Sunday, January 15, 2017

June (excerpt)


Context: June is 2 years old and his mom is named Ariel. I refer to her throughout the piece as the Ghetto Mermaid. I play on thematic metaphors of the sea, sea creatures, and water throughout the piece.
June and I spent two days together. Most of which was me running behind him as I watched his pupils go from brown to golden yellow, alive with the glow of mischief that was his insatiable urge to climb up and then jump off of things. Born to a mermaid, June was just as at home underwater, and I became his Octopus Guardian. Some tentacles caught the things that threatened to shatter as he knocked them off of tables, yanked them from shelves, others reached out to add a step in the gaps that existed between the floor and the heights of the counter top, bed, and bathroom sink that he tried to reach. June longed for home, and this part of the Earth would never be enough for him. He would place his foot on the lowest rung of one of my bar stools, grab the spinal leg of the chair, and summon all of the might that he had gathered in his two years here, to bridge the gap between the chair’s bottom and its seat. Sometimes he got close, most times I would extend a tentacle. My limb became a padded spring. It sent June to the height that was his holy grail: the counter top. Once he made it, he would lean forward and turn on the faucet. But after a while, the mere running of water wasn’t enough, and June began a scoot-crawl-fall routine into the sink. He did so with so much zeal, and so much success, that before assisting his ascend to the counter top, I would walk around the kitchen island and do the dishes. If he was going to end up in the sink, it might as well be clean, and so I would sit him next to me on the counter while I washed. But June was taken to another place with the sight and sound of running water. The sun coming in through the windows bounced around until it reached my June, and once they met, we were enveloped in a room of teal and indigo, as the sun reflected the colors in June’s yellow that had been hidden from my sight, but caught the attention of the sun with the running of the tap water. The thinnest beam of light, inconsequential if not for its brightness, erases the dishes from my vision, and replaces them with a glitter of rhombuses that I blink and blink and blink away, but are stuck on. Blinking and blinking and shaking my head, I’m not afraid, but frantic to see what thing of glitter and translucence this beam of light, thin and blinding, is reflecting off of. I turn off the faucet, and the apartment darkens, cools. The sun has shifted in the sky, called away from us and drawn to some other being.

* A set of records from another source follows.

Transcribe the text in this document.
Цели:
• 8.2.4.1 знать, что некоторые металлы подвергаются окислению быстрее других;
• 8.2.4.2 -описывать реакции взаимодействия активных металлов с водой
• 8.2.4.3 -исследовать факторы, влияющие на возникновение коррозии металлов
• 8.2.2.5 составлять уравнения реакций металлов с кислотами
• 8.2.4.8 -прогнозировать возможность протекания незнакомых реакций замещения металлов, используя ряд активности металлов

“June, what the hell was that?” he breathes a smile and reaches for his big toe, turning his foot and showing me its bottom. He must have felt his return to this home, and away from his mother’s, with the end of the sink’s running water. I knew he did, because of his timing. As I looked at his foot, a single rhombus, glitter teal and indigo, was disappearing. I could see now that a moment before, his foot had been covered in scales and that was the light source that the sun had bounced off of and blinded me with. The sun had come for June. I finished the dishes and put him in the sink.